暮色浸染砚洲岛,微凉的海风穿过层层叠叠的椰林,卷着细碎的花香掠过精致静谧的庭院。
青石板地面被晚风拂得微凉,庭院里的落地灯晕开一圈温柔暖黄的光晕,将四道静坐的身影轻轻勾勒。
程砚洲端坐于主位的藤木椅上,一身素雅深色休闲装,褪去了商界顶级大佬的凌厉锋芒,眉眼间只剩历经岁月沉淀的温和沉稳。
八十岁的程砚洲,依旧身姿挺拔。
他指尖轻搭在膝盖上,目光看向眼前三儿子,眼底藏着化不开的温情与释然。
程宇豪、程宇辰、程宇轩三兄弟并肩坐着,都是敛了平日里的干练锐气,神色恭谨又平和。
二十年的时光磨平了年少时的执拗与芥蒂,此刻面对父亲,心中只剩坦然与敬重。
庭院静谧无声,唯有晚风簌簌,海浪轻拍堤岸的细碎声响遥遥传来,让人心头澄澈,万般浮躁尽数散去。
许久,程砚洲低沉醇厚的嗓音缓缓打破寂静,语气笃定又温和:“你们不必担心家里的事,你们生母的事,她从头到尾都是知道的。”
这话落下,三兄弟的眼底瞬间都掠过一丝释然。
他们的心里再清楚不过,父亲口中的“母亲”,是温柔通透、待他们视如己出的刘盈盈,而不是他们各自血脉相连的生母。

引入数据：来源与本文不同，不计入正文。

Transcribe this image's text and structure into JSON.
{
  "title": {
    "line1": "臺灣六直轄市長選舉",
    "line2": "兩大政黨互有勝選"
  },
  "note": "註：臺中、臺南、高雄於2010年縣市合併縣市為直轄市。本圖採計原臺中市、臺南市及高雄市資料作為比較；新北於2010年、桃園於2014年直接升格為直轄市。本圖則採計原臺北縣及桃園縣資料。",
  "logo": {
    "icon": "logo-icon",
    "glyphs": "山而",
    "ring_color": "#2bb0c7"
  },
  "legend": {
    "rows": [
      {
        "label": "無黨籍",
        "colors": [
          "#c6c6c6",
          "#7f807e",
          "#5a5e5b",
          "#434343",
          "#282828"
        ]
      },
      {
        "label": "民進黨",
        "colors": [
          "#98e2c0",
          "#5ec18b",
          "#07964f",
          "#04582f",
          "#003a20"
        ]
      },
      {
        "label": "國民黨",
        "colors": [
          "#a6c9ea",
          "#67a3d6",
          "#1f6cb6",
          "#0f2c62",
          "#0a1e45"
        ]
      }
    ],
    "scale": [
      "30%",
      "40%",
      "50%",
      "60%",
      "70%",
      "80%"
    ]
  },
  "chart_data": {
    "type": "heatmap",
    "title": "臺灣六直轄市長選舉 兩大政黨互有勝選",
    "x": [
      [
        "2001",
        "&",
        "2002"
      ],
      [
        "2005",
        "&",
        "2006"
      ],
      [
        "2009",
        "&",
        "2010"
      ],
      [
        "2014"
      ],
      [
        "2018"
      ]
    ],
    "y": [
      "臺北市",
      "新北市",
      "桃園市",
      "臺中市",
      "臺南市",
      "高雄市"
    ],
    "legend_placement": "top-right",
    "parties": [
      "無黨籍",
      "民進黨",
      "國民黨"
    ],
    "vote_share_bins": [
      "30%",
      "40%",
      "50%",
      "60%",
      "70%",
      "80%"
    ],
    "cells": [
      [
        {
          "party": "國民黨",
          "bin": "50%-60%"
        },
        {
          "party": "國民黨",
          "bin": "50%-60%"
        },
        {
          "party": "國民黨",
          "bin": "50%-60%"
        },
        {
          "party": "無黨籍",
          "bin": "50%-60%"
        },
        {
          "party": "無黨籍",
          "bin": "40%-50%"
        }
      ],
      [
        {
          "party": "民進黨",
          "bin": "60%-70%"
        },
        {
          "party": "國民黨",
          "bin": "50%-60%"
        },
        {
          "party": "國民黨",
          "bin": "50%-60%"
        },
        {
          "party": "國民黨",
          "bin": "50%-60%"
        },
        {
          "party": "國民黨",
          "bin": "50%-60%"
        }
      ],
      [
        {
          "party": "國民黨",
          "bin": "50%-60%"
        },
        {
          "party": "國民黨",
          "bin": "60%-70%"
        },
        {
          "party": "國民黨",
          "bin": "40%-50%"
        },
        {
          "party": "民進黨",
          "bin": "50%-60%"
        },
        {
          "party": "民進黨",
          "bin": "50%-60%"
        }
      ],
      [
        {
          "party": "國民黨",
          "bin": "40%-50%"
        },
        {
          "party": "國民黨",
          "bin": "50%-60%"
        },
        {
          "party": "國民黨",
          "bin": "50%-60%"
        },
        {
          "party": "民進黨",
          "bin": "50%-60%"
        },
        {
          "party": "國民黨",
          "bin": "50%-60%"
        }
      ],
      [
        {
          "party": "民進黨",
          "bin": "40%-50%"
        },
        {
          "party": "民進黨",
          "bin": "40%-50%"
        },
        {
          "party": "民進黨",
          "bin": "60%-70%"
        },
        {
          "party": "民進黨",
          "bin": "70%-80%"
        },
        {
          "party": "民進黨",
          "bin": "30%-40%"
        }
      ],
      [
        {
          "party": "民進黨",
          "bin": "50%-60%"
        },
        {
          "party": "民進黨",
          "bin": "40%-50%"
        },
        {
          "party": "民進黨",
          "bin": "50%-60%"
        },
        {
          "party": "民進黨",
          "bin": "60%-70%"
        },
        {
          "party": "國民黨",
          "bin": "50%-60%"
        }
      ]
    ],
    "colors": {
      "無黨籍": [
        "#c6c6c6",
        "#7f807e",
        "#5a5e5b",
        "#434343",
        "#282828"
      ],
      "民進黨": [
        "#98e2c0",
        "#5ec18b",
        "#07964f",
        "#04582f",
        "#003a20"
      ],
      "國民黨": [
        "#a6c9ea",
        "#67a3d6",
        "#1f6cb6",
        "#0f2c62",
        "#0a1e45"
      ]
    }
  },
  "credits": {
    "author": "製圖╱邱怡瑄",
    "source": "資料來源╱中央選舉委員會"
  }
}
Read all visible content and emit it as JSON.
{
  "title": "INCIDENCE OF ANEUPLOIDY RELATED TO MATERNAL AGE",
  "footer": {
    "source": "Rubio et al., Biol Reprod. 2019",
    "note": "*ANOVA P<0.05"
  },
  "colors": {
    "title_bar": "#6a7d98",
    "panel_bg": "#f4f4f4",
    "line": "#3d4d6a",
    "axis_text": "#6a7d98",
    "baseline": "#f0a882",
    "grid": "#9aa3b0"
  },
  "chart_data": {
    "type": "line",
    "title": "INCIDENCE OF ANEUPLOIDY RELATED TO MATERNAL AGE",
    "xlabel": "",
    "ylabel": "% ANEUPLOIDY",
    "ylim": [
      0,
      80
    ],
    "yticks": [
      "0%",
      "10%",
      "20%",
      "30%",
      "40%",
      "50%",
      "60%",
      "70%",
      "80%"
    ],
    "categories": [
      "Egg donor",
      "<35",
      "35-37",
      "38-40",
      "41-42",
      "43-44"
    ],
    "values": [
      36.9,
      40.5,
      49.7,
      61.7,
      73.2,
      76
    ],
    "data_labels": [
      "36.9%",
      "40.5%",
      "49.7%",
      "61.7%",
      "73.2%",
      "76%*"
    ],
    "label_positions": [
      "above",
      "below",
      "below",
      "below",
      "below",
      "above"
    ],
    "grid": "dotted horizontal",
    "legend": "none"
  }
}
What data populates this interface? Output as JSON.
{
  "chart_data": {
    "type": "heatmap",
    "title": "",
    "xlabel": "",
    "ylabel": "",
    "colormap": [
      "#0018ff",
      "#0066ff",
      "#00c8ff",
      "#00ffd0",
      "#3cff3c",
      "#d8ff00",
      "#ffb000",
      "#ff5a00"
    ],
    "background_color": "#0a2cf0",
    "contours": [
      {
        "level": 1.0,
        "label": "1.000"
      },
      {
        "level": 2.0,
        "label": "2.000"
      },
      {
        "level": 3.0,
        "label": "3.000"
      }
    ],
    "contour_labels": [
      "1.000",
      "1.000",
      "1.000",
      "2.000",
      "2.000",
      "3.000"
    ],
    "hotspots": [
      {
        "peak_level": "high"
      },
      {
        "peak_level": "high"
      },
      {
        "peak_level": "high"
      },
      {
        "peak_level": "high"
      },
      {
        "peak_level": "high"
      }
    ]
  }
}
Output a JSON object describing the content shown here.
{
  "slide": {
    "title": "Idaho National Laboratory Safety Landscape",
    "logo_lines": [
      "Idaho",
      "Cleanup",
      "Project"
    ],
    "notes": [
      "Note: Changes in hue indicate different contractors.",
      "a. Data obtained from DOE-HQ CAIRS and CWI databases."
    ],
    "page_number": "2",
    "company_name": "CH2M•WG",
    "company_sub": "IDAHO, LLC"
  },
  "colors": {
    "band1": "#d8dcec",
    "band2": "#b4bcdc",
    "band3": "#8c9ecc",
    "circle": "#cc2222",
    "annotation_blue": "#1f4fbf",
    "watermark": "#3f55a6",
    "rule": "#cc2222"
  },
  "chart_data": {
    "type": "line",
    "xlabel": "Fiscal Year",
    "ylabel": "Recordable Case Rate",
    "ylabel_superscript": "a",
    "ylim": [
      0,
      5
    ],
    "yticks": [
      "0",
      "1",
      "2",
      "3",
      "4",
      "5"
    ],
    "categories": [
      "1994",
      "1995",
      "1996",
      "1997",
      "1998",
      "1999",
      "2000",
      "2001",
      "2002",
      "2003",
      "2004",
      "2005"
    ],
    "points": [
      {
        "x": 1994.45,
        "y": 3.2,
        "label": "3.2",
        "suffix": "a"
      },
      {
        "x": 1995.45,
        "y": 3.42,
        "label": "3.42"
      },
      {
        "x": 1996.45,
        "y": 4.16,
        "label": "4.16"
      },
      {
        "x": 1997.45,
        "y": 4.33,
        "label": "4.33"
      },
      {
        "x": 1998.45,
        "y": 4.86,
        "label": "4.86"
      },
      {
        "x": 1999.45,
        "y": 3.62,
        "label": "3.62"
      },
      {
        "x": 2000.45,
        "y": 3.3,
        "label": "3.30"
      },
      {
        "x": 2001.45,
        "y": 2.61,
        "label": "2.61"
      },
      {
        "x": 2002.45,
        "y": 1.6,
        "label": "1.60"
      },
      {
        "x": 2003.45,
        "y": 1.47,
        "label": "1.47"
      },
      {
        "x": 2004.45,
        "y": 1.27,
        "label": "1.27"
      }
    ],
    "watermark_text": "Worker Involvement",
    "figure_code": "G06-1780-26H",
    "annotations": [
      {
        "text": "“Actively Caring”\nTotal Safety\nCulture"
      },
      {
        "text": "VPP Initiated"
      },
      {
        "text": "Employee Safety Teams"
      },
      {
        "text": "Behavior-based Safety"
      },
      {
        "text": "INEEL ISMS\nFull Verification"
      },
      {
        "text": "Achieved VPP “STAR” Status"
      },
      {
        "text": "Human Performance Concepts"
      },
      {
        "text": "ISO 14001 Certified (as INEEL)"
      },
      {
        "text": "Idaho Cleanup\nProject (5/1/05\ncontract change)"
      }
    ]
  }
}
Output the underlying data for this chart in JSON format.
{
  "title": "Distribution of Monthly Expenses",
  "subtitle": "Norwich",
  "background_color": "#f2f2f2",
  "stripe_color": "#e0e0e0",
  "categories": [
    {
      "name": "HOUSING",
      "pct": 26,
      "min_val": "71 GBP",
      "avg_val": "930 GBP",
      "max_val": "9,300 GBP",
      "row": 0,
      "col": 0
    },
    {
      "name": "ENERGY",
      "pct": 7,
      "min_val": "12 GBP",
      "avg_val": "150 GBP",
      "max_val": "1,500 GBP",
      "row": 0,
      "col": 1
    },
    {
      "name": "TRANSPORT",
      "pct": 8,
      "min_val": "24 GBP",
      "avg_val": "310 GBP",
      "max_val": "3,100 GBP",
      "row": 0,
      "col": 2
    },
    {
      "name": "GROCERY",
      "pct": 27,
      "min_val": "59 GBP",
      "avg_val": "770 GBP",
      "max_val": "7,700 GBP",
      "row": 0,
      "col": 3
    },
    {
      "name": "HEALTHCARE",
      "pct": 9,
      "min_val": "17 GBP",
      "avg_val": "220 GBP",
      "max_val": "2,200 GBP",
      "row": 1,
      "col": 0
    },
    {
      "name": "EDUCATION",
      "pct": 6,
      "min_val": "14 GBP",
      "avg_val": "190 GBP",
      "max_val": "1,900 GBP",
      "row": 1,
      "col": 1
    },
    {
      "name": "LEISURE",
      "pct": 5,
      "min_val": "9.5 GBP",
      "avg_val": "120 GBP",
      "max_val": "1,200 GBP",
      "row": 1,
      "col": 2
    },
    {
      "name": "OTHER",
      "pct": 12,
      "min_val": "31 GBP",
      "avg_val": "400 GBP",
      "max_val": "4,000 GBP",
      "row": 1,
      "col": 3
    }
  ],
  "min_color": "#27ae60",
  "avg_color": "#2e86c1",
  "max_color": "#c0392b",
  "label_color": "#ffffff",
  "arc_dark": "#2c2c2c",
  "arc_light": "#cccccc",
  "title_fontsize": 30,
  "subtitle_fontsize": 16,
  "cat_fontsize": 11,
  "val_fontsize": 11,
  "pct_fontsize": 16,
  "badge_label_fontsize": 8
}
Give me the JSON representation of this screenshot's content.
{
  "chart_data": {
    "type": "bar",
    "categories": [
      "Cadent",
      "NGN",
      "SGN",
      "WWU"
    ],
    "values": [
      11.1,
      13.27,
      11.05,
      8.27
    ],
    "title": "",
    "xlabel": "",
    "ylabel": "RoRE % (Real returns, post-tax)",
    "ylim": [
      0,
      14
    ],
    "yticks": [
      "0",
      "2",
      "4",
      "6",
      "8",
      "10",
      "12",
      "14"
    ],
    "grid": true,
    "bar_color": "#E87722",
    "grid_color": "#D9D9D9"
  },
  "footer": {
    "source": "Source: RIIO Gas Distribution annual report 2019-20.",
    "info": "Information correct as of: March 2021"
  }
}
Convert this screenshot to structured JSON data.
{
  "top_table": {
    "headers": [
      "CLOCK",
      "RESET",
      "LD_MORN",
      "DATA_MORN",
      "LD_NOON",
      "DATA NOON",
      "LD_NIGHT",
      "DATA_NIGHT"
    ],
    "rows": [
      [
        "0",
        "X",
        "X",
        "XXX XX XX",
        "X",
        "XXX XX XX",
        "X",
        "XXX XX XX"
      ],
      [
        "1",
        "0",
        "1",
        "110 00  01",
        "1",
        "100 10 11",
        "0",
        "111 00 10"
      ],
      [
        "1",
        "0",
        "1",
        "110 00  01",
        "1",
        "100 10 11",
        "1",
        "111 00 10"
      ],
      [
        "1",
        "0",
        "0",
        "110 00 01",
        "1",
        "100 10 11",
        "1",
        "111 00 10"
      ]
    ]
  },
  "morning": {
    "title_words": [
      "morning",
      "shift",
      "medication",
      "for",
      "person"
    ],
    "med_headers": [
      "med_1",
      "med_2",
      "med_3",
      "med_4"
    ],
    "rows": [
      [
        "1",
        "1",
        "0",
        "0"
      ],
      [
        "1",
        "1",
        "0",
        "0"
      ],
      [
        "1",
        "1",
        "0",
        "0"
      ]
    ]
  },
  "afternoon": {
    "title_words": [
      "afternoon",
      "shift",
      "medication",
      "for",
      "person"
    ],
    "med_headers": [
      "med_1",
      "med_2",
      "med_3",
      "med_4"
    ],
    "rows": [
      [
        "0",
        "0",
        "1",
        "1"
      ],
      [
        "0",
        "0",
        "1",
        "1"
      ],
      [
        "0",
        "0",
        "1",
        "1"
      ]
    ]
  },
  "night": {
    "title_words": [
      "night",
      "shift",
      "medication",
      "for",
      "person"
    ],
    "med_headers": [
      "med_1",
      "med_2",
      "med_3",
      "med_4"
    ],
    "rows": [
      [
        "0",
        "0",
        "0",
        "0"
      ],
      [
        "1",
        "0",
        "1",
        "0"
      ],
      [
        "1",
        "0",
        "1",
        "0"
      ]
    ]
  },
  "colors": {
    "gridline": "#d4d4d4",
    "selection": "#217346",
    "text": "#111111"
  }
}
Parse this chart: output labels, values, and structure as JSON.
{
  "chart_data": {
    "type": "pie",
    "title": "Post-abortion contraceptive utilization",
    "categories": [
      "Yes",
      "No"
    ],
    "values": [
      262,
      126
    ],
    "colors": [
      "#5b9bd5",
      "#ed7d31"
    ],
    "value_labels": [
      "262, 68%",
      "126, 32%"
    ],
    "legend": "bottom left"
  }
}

二十年的朝夕相伴,刘盈盈的慈爱、包容与智慧,早已彻底融进三兄弟的人生里,成为他们心中无可替代的家人。
程砚洲微微颔首,继续缓缓开口,语气带着几分郑重:“我当初也是被逼无奈,着手处理这件事的时候,全程极为隐秘。
你们也知道,以我的能力,想要彻底瞒着你们的母亲,一辈子不露半点破绽,也是完全可以做得到的。”
程砚洲顿了顿,目光柔和了几分,字字恳切:“但我没有这么做。
我第一时间将所有始末、前因后果,一字不落地告知了你们的母亲。
夫妻相守数十年,最珍贵的从来不是隐瞒与周全,而是坦诚的尊重,是彼此交付的全然信任。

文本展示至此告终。